I also think that when you’ve got lots of time in front of you you can put off writing and waste away writing hours. But if you have have a job and other commitments your writing time becomes more precious and you tend to use it more productively.
Also a job, and the people who come along with it, can provide you with ideas for characters and settings.
Yes! That was definitely a huge problem for me. I kept telling myself that I had plenty of time to waste and then suddenly it would be three in the afternoon and I hadn’t written a single thing, which made me feel bad about myself, which made attempting to write even harder, which made me just give up on the whole day. It was a vicious cycle that ruined too many opportunities to actually be productive. I’ve realized that I’m the type of person who needs structure and to stick to a schedule and going back to work has definitely helped me to set more boundaries when it comes to how I spend my time.
Ugh. I hate that you’re right, but you make excellent points. As much as I would love to quit my day job, I know the reality of writing full time would not be everything I imagine it to be! Your reason one: Peace of Mind was eye opening. Great post!
I hate that I’m right too haha. But trust me, I would still be glamorizing writing full time if I hadn’t attempted it for those four months. At times it was a lot of fun and everything I’d hoped it would be but like you pointed out, peace of mind trumps having fun. Peace of mind trumps most things because stress and creativity just do not mix. Now I’m grateful for the experience simply because it made me realize how important my health actually is and how hard it is right now to find work. I got lucky because my old job asked me to come back and work for them from home. But if they hadn’t I might still be looking for work and that’s not something I’m willing to risk again.
There’s something about having to make time for this art that makes us crave it, I think. I get up at 4AM so I can have 3 solid hours before my day needs to start at 7:00. Like you, I don’t make any money at writing, but I couldn’t imagine doing it all day, every day. I think somehow it would take the magic out of it. Great post, Laekan!

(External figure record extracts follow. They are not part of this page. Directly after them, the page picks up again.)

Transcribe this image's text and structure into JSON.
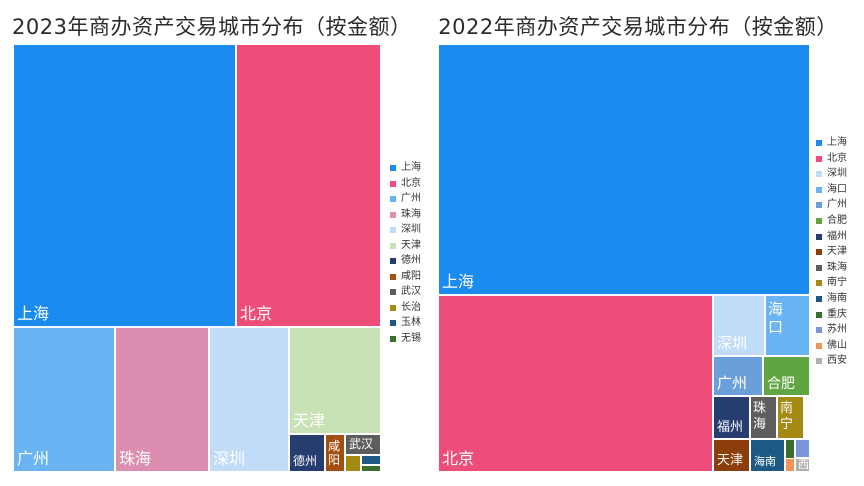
{
  "chart_data": [
    {
      "type": "treemap",
      "title": "2023年商办资产交易城市分布（按金额）",
      "legend_position": "right",
      "series": [
        {
          "name": "上海",
          "value": 37.0,
          "color": "#1a8cf0"
        },
        {
          "name": "北京",
          "value": 22.5,
          "color": "#ef4d79"
        },
        {
          "name": "广州",
          "value": 9.6,
          "color": "#6ab4f4"
        },
        {
          "name": "珠海",
          "value": 8.0,
          "color": "#dc8eb1"
        },
        {
          "name": "深圳",
          "value": 6.5,
          "color": "#c0dcf8"
        },
        {
          "name": "天津",
          "value": 7.6,
          "color": "#c8e1b5"
        },
        {
          "name": "德州",
          "value": 2.8,
          "color": "#253e6f"
        },
        {
          "name": "咸阳",
          "value": 1.5,
          "color": "#a44f12"
        },
        {
          "name": "武汉",
          "value": 1.1,
          "color": "#5d5d5d"
        },
        {
          "name": "长治",
          "value": 0.7,
          "color": "#a48a12"
        },
        {
          "name": "玉林",
          "value": 0.4,
          "color": "#1e5985"
        },
        {
          "name": "无锡",
          "value": 0.3,
          "color": "#3b6e2a"
        }
      ]
    },
    {
      "type": "treemap",
      "title": "2022年商办资产交易城市分布（按金额）",
      "legend_position": "right",
      "series": [
        {
          "name": "上海",
          "value": 56.0,
          "color": "#1a8cf0"
        },
        {
          "name": "北京",
          "value": 25.5,
          "color": "#ef4d79"
        },
        {
          "name": "深圳",
          "value": 3.7,
          "color": "#c0dcf8"
        },
        {
          "name": "海口",
          "value": 2.9,
          "color": "#6ab4f4"
        },
        {
          "name": "广州",
          "value": 2.4,
          "color": "#6a9fd9"
        },
        {
          "name": "合肥",
          "value": 2.3,
          "color": "#61a543"
        },
        {
          "name": "福州",
          "value": 1.8,
          "color": "#253e6f"
        },
        {
          "name": "天津",
          "value": 1.5,
          "color": "#8c3e0a"
        },
        {
          "name": "珠海",
          "value": 1.3,
          "color": "#5d5d5d"
        },
        {
          "name": "南宁",
          "value": 1.3,
          "color": "#a48a12"
        },
        {
          "name": "海南",
          "value": 1.0,
          "color": "#1e5985"
        },
        {
          "name": "重庆",
          "value": 0.5,
          "color": "#3b6e2a"
        },
        {
          "name": "苏州",
          "value": 0.4,
          "color": "#7a95d8"
        },
        {
          "name": "佛山",
          "value": 0.3,
          "color": "#f0955a"
        },
        {
          "name": "西安",
          "value": 0.2,
          "color": "#b0b0b0"
        }
      ],
      "tile_labels_shown": [
        "上海",
        "北京",
        "深圳",
        "海口",
        "广州",
        "合肥",
        "福州",
        "珠海",
        "南宁",
        "天津",
        "海南",
        "西"
      ]
    }
  ]
}
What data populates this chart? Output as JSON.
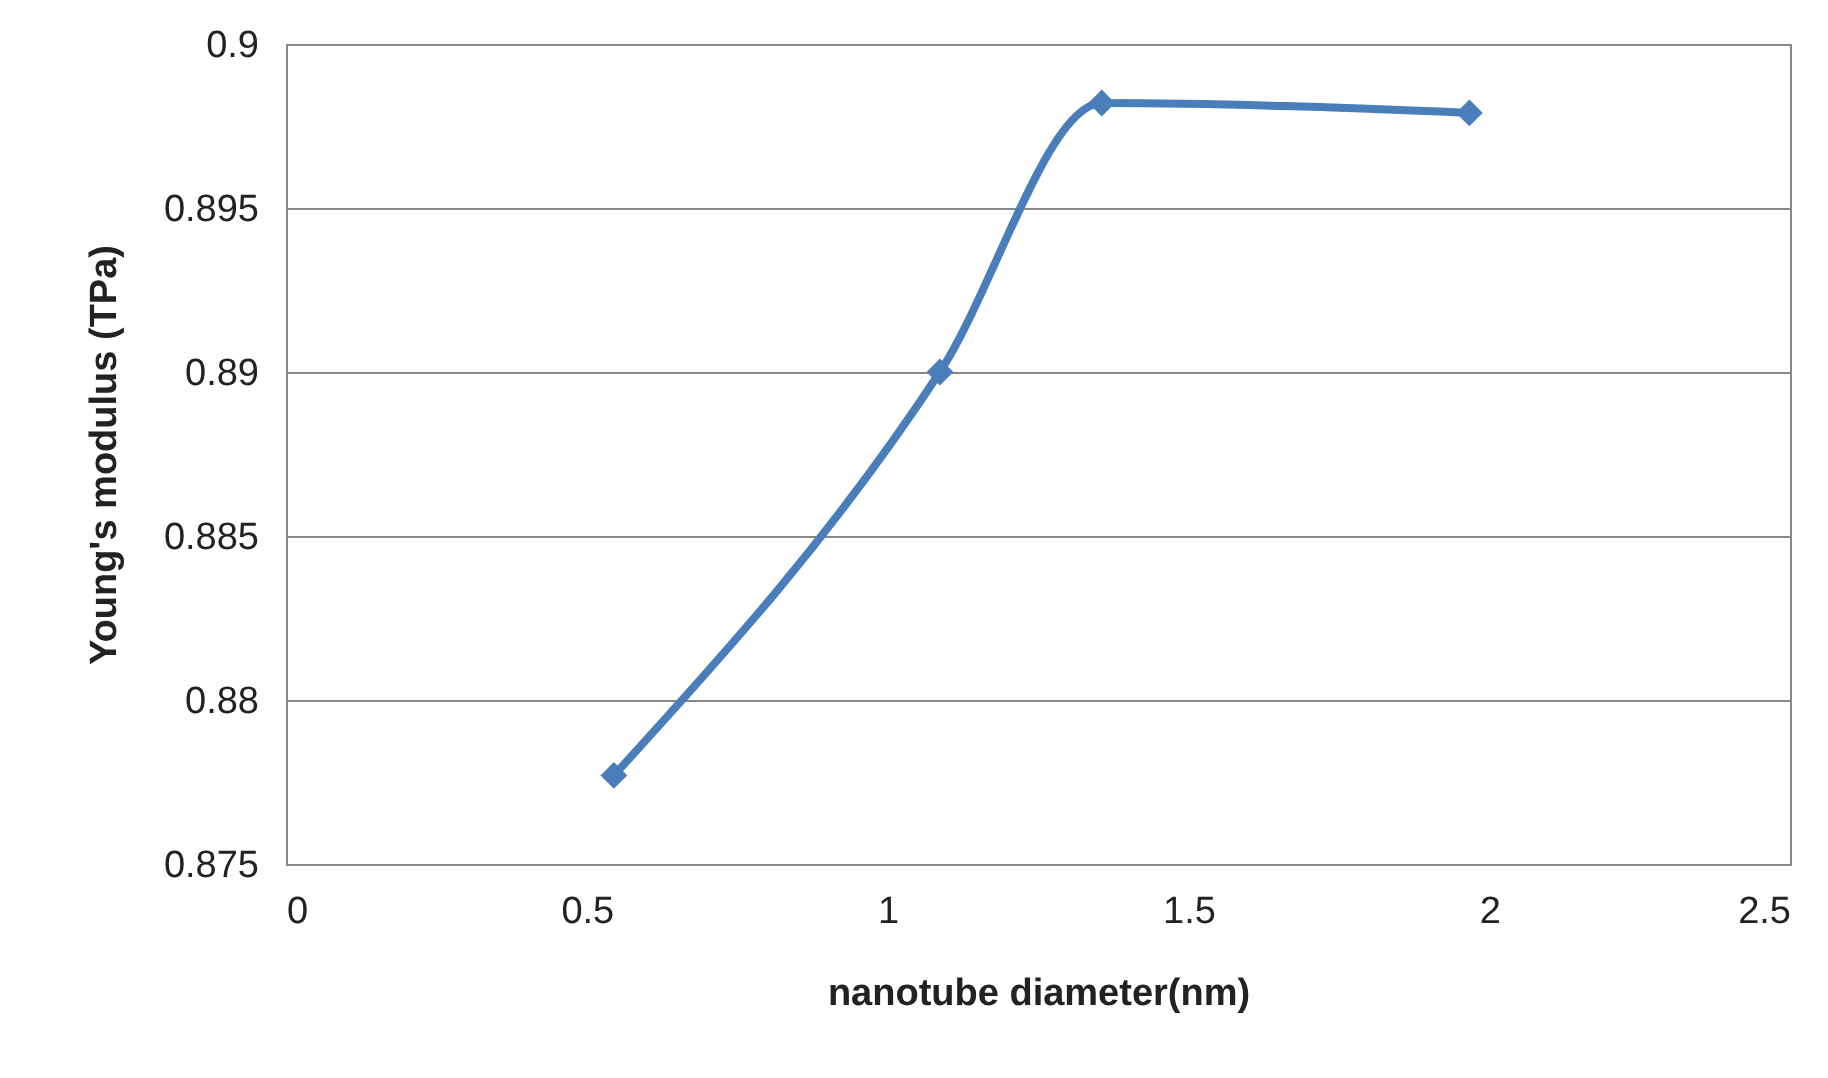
{
  "chart_data": {
    "type": "line",
    "xlabel": "nanotube diameter(nm)",
    "ylabel": "Young's modulus (TPa)",
    "x": [
      0.545,
      1.087,
      1.356,
      1.967
    ],
    "series": [
      {
        "color": "#4a7ebb",
        "values": [
          0.8777,
          0.89,
          0.8982,
          0.8979
        ]
      }
    ],
    "xlim": [
      0,
      2.5
    ],
    "xticks": [
      0,
      0.5,
      1,
      1.5,
      2,
      2.5
    ],
    "ylim": [
      0.875,
      0.9
    ],
    "yticks": [
      0.875,
      0.88,
      0.885,
      0.89,
      0.895,
      0.9
    ],
    "grid": "y",
    "marker": "diamond",
    "line_style": "solid"
  }
}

That is such a good point. There’s something really romantic about stealing away to be with your own imagination and I always feel that pull to write is the strongest when I’m away from it. But, wow, waking up at 4AM is such an amazing commitment! I used to get to work an hour early just to write but I’m not sure I could even function any earlier than that. I’m really in awe! But it’s that kind of dedication that practically guarantees your success. Only someone who truly loves writing and who is so fiercely compelled by it would give up that extra sleep.
A fantastic post Laekan. Having been unemployed for almost half a year, the guilt stops me from writing during the day (normally write from 830pm to midnight, later if on a roll). The dollars are peace of mind, and less stress is always the best policy.
Keep up the great work =)
It’s tragic but it’s true. Creatives are so sensitive, we must create under perfect (or close enough) conditions, and a day job, although it’s a hateful creature, does spare me from the anxiety of financial crisis. Someday, though…
Reblogged this on laekanzeakemp and commented:
*To celebrate my two-year blogging anniversary, I’ll be re-blogging some of my favorite posts from 2014 throughout the month of December*
I am so glad you reblogged this! I was needing to read this today. I love the people I work with and enjoy my job but I constantly dream of when I can make a living writing. But I don’t know what I would do if I didn’t have my small income keeping me afloat. So thanks for the reminder that my efforts are indeed fruitful!